Half an hour later – new cable fitted – good to go…. but by then it was 4pm – so we cut and ran across country to Ledmore and down to Ullapool. But, one car sorted and one happy crew!
But theirs was not the only incident – at the other end of the field Ricky Finlayson had been beavering about helping
Roy McQueen (Car 41 Mk2 Escort - exhaust problems) and Ricky Gauld (Car 25 Imp – overheating).
But the biggest catastrophe of them all could have happened to Ormond Smith/Ranald Smith in the Triumph Vitesse Car 33. On the very first section going over the Black Isle they noticed a knocking noise.
When checked they found a loose wheel. Ormond decided that wheel nuts supplied with his nice new alloys were the wrong ones and decided to return to Inverness to get other nuts he had at home.
However on the A9 dual carriageway – oops we have a list to port!!! Nearside rear wheel disappeared into the central reservation!
Being resourceful chaps the 2 Smiths collected the wheel, re-attached it and got back, changed nuts and re-joined the tour. Bit of damage to the lower quarter panel, but nothing major, but a potential disaster averted!!
Day 2 – Ullapool to Inverness
After being well rested we all made the re-start at 10am on Sunday morning from the Royal Hotel – that is apart from the Smith crew. This time it was Tracey’s Elf – it drove from the back car park to the front of the hotel and promptly stopped. Much scratching of heads among the “experts”. Coil, condenser, distributor, fuel pump??? - all eliminated systematically.
Ullapool start view from Mags Campbell room
What next ???
Someone suggested looking at the plugs – totally black and sooty, then somebody else said “oh yes, the exhaust looked a bit black when she drove it round here” – d’aaahhhh – the choke had stuck on and had flooded the engine!!! A quick tweak to the cable and all was well. A lot of time wasted, but we all got on our way eventually an hour after the field.
So the rest of the day went fairly uneventfully until we came upon Lenny and Andrew Morrison with the bonnet up on the Sunbeam at Kishorn. Oil pouring out at high pressure due to a faulty connection to the oil cooler. However a tighten up and half a gallon of Castrol’s best and they were on their way.

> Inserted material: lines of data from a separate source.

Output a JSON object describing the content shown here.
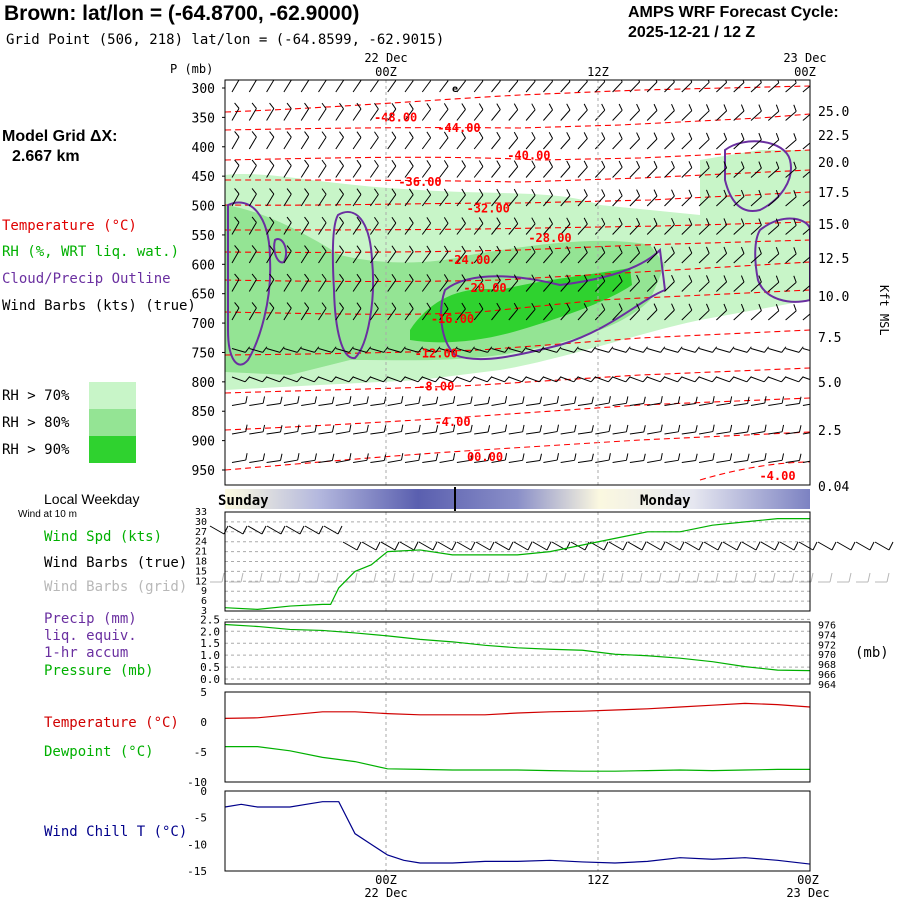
{
  "header": {
    "title": "Brown:  lat/lon = (-64.8700, -62.9000)",
    "subtitle": "Grid Point (506, 218) lat/lon = (-64.8599, -62.9015)",
    "forecast_line1": "AMPS WRF Forecast Cycle:",
    "forecast_line2": "2025-12-21 / 12  Z"
  },
  "side": {
    "model_grid_l1": "Model Grid ΔX:",
    "model_grid_l2": "2.667 km",
    "temperature": "Temperature (°C)",
    "rh": "RH (%, WRT liq. wat.)",
    "cloud": "Cloud/Precip Outline",
    "barbs": "Wind Barbs (kts) (true)",
    "rh70": "RH > 70%",
    "rh80": "RH > 80%",
    "rh90": "RH > 90%",
    "local_weekday": "Local Weekday",
    "wind10m": "Wind at 10 m",
    "wind_spd": "Wind Spd (kts)",
    "barbs_true": "Wind Barbs (true)",
    "barbs_grid": "Wind Barbs (grid)",
    "precip": "Precip (mm)",
    "liq": "liq. equiv.",
    "accum": "1-hr accum",
    "pressure": "Pressure (mb)",
    "mb_unit": "(mb)",
    "temp2": "Temperature (°C)",
    "dew": "Dewpoint (°C)",
    "chill": "Wind Chill T (°C)",
    "p_axis": "P (mb)",
    "kft_axis": "Kft MSL"
  },
  "colors": {
    "temp": "#ff0000",
    "green": "#00b000",
    "purple": "#6a2fa0",
    "blue": "#00008b",
    "rh70": "#c8f5c8",
    "rh80": "#94e494",
    "rh90": "#2fd22f",
    "grey": "#b8b8b8"
  },
  "time_axis": {
    "top_dates": [
      "22 Dec",
      "23 Dec"
    ],
    "ticks": [
      "00Z",
      "12Z",
      "00Z"
    ],
    "bottom_dates": [
      "22 Dec",
      "23 Dec"
    ]
  },
  "weekday": {
    "left": "Sunday",
    "right": "Monday"
  },
  "chart_data": [
    {
      "type": "contour",
      "name": "time-height cross section",
      "x": "hours since cycle start (0-36)",
      "pressure_ticks": [
        300,
        350,
        400,
        450,
        500,
        550,
        600,
        650,
        700,
        750,
        800,
        850,
        900,
        950
      ],
      "height_ticks": [
        "25.0",
        "22.5",
        "20.0",
        "17.5",
        "15.0",
        "12.5",
        "10.0",
        "7.5",
        "5.0",
        "2.5",
        "0.04"
      ],
      "temperature_contours": [
        {
          "label": "-48.00",
          "x": 10.5,
          "p": 350
        },
        {
          "label": "-44.00",
          "x": 14.4,
          "p": 368
        },
        {
          "label": "-40.00",
          "x": 18.7,
          "p": 415
        },
        {
          "label": "-36.00",
          "x": 12.0,
          "p": 460
        },
        {
          "label": "-32.00",
          "x": 16.2,
          "p": 505
        },
        {
          "label": "-28.00",
          "x": 20.0,
          "p": 555
        },
        {
          "label": "-24.00",
          "x": 15.0,
          "p": 593
        },
        {
          "label": "-20.00",
          "x": 16.0,
          "p": 640
        },
        {
          "label": "-16.00",
          "x": 14.0,
          "p": 693
        },
        {
          "label": "-12.00",
          "x": 13.0,
          "p": 752
        },
        {
          "label": "-8.00",
          "x": 13.0,
          "p": 808
        },
        {
          "label": "-4.00",
          "x": 14.0,
          "p": 868
        },
        {
          "label": "00.00",
          "x": 16.0,
          "p": 928
        },
        {
          "label": "-4.00",
          "x": 34.0,
          "p": 960
        }
      ]
    },
    {
      "type": "line",
      "name": "10m wind",
      "x": [
        0,
        2,
        4,
        6,
        6.5,
        7,
        8,
        9,
        10,
        12,
        14,
        16,
        18,
        20,
        22,
        24,
        26,
        28,
        30,
        32,
        34,
        36
      ],
      "series": [
        {
          "name": "Wind Spd (kts)",
          "values": [
            4,
            3.5,
            4.5,
            5,
            5,
            10,
            15,
            17,
            21,
            21.5,
            20,
            20,
            20,
            21,
            23,
            25,
            27,
            27,
            29,
            30,
            31,
            31
          ]
        }
      ],
      "ylim": [
        3,
        33
      ],
      "yticks": [
        3,
        6,
        9,
        12,
        15,
        18,
        21,
        24,
        27,
        30,
        33
      ]
    },
    {
      "type": "line",
      "name": "precip/pressure",
      "x": [
        0,
        2,
        4,
        6,
        8,
        10,
        12,
        14,
        16,
        18,
        20,
        22,
        24,
        26,
        28,
        30,
        32,
        34,
        36
      ],
      "series": [
        {
          "name": "Pressure (mb)",
          "values": [
            976,
            975.6,
            975,
            974.8,
            974.3,
            973.7,
            973,
            972.5,
            971.8,
            971.3,
            971,
            970.8,
            970,
            969.7,
            969.2,
            968.5,
            967.5,
            966.8,
            966.7
          ]
        }
      ],
      "yticks_left": [
        "0.0",
        "0.5",
        "1.0",
        "1.5",
        "2.0",
        "2.5"
      ],
      "yticks_right": [
        964,
        966,
        968,
        970,
        972,
        974,
        976
      ],
      "ylim_right": [
        964,
        976.5
      ]
    },
    {
      "type": "line",
      "name": "temperature/dewpoint",
      "x": [
        0,
        2,
        4,
        6,
        8,
        10,
        12,
        14,
        16,
        18,
        20,
        22,
        24,
        26,
        28,
        30,
        32,
        34,
        36
      ],
      "series": [
        {
          "name": "Temperature (°C)",
          "values": [
            0.6,
            0.7,
            1.2,
            1.7,
            1.7,
            1.4,
            1.2,
            1.2,
            1.2,
            1.5,
            1.7,
            1.8,
            2.0,
            2.2,
            2.5,
            2.8,
            3.1,
            2.9,
            2.5
          ]
        },
        {
          "name": "Dewpoint (°C)",
          "values": [
            -4.1,
            -4.1,
            -4.8,
            -5.9,
            -6.6,
            -7.8,
            -7.9,
            -8.0,
            -8.0,
            -8.0,
            -8.1,
            -8.2,
            -8.2,
            -8.1,
            -8.0,
            -8.1,
            -8.0,
            -7.9,
            -7.9
          ]
        }
      ],
      "ylim": [
        -10,
        5
      ],
      "yticks": [
        5,
        0,
        -5,
        -10
      ]
    },
    {
      "type": "line",
      "name": "wind chill",
      "x": [
        0,
        1,
        2,
        3,
        4,
        5,
        6,
        7,
        8,
        9,
        10,
        11,
        12,
        14,
        16,
        18,
        20,
        22,
        24,
        26,
        28,
        30,
        32,
        34,
        36
      ],
      "series": [
        {
          "name": "Wind Chill T (°C)",
          "values": [
            -3,
            -2.5,
            -3,
            -3,
            -3,
            -2.5,
            -2,
            -2,
            -8,
            -10,
            -12,
            -13,
            -13.5,
            -13.5,
            -13.2,
            -13.2,
            -13.0,
            -13.3,
            -13.5,
            -13.2,
            -12.5,
            -12.8,
            -12.5,
            -13,
            -13.7
          ]
        }
      ],
      "ylim": [
        -15,
        0
      ],
      "yticks": [
        0,
        -5,
        -10,
        -15
      ]
    }
  ]
}
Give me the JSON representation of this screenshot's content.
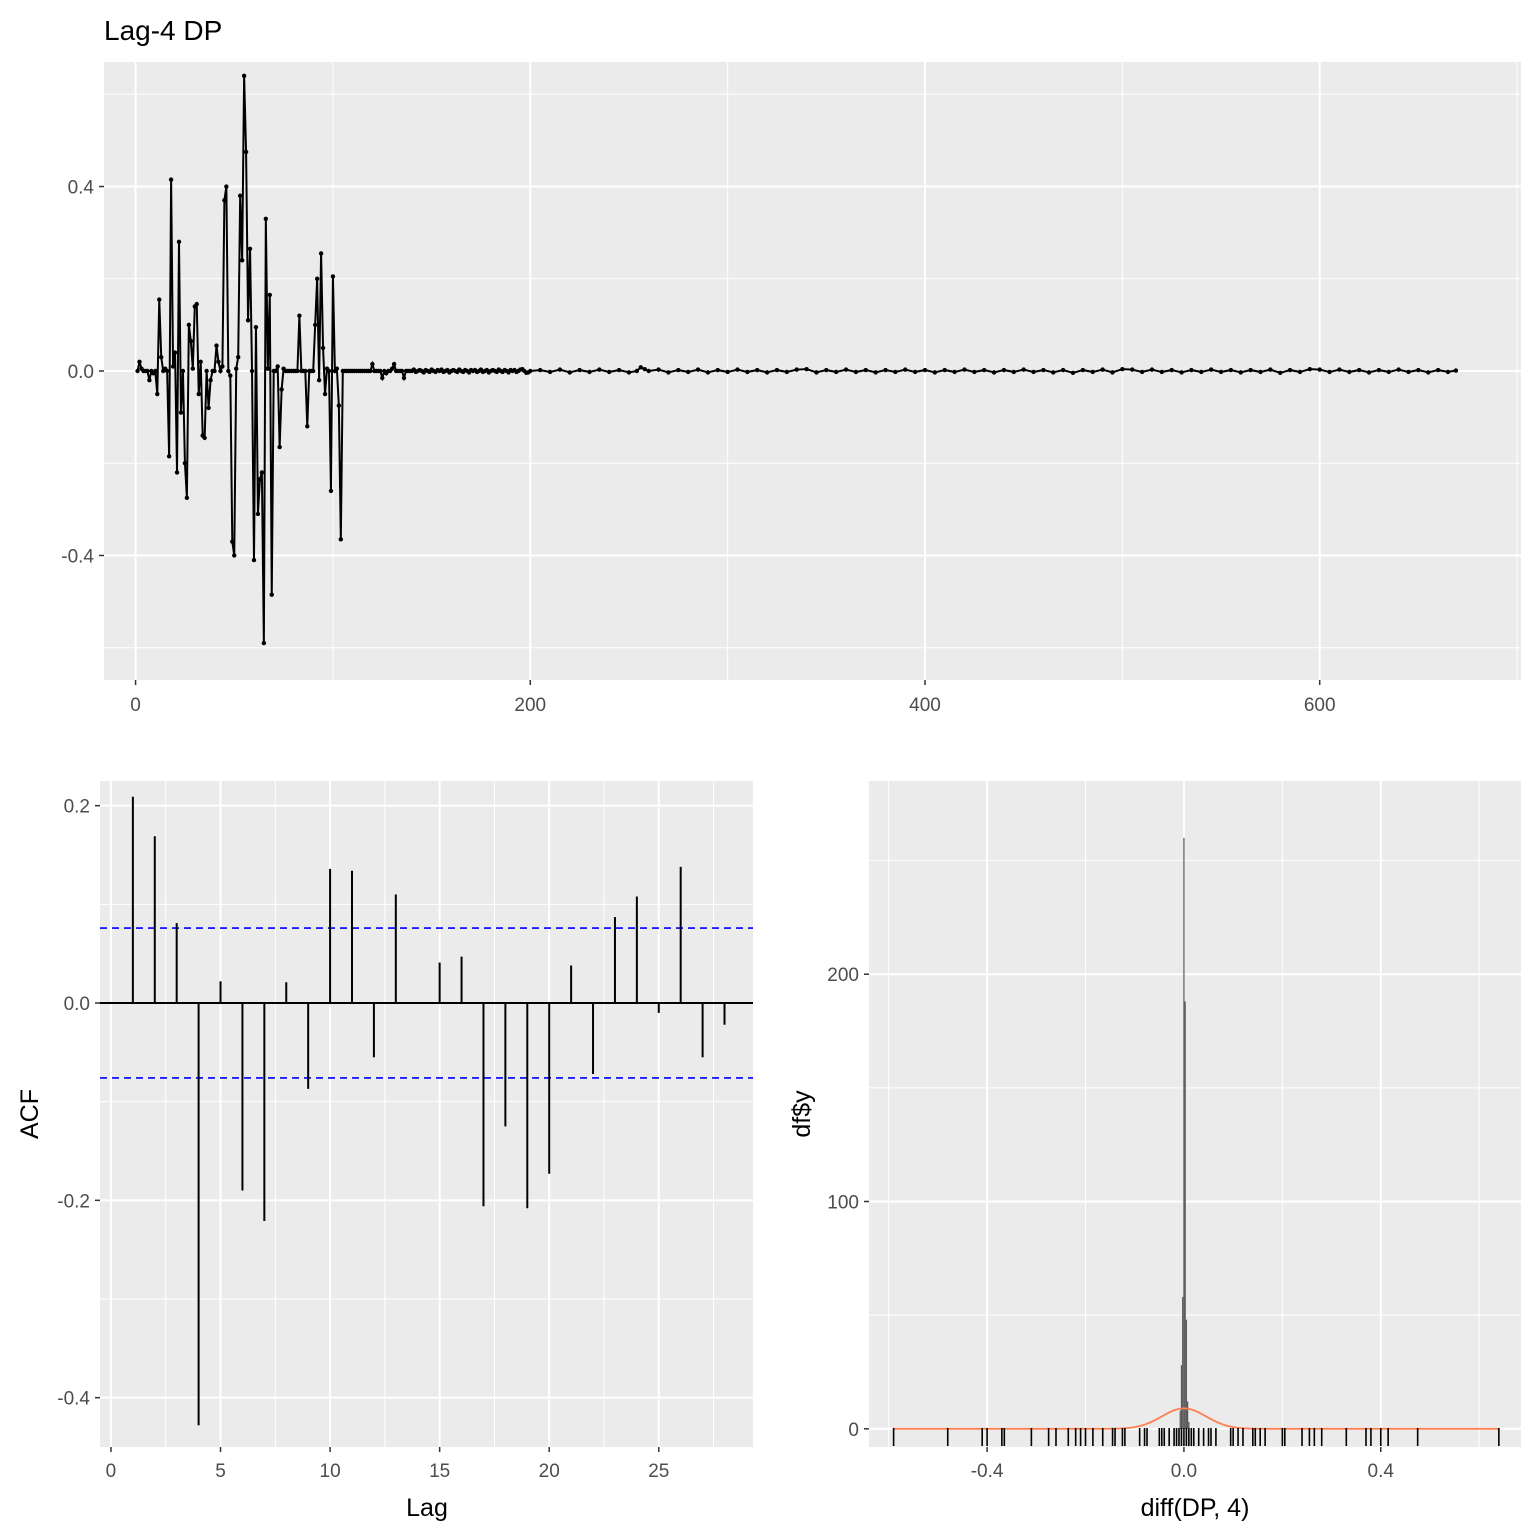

Ricky Finlayson, who had been helping them out told us tales of Garry Bates (yes, the mobile mechanic with no spares in his car!!). Apparently his alternator had packed in and he swapped batteries with Ricky to get him going – Garry reckoned this would last until he got home. ‘Fraid not, folks – we got a call when we were just passing Dornie from Garry – car ground to a halt at Inverinate Filling Station. We were there a few minutes later but unable to help – stopped a few cars but nobody had a spare alternator or even a battery suitable. So RAC was summoned and some time thereafter a recovery vehicle and courtesy car were sent out from Kyle of Lochalsh, so Garry got home late on in the evening.
So – a few tales of woe, but nothing too serious – not enough to spoil the fun anyway.
Ricky Finlayson was awarded the Autovision Trophy for his sterling efforts at standing in as a course car and his work as flying repairman.
'No blooming signal out here' cries
Jamieson Audi TT chases Ritchie Porsche Boxster.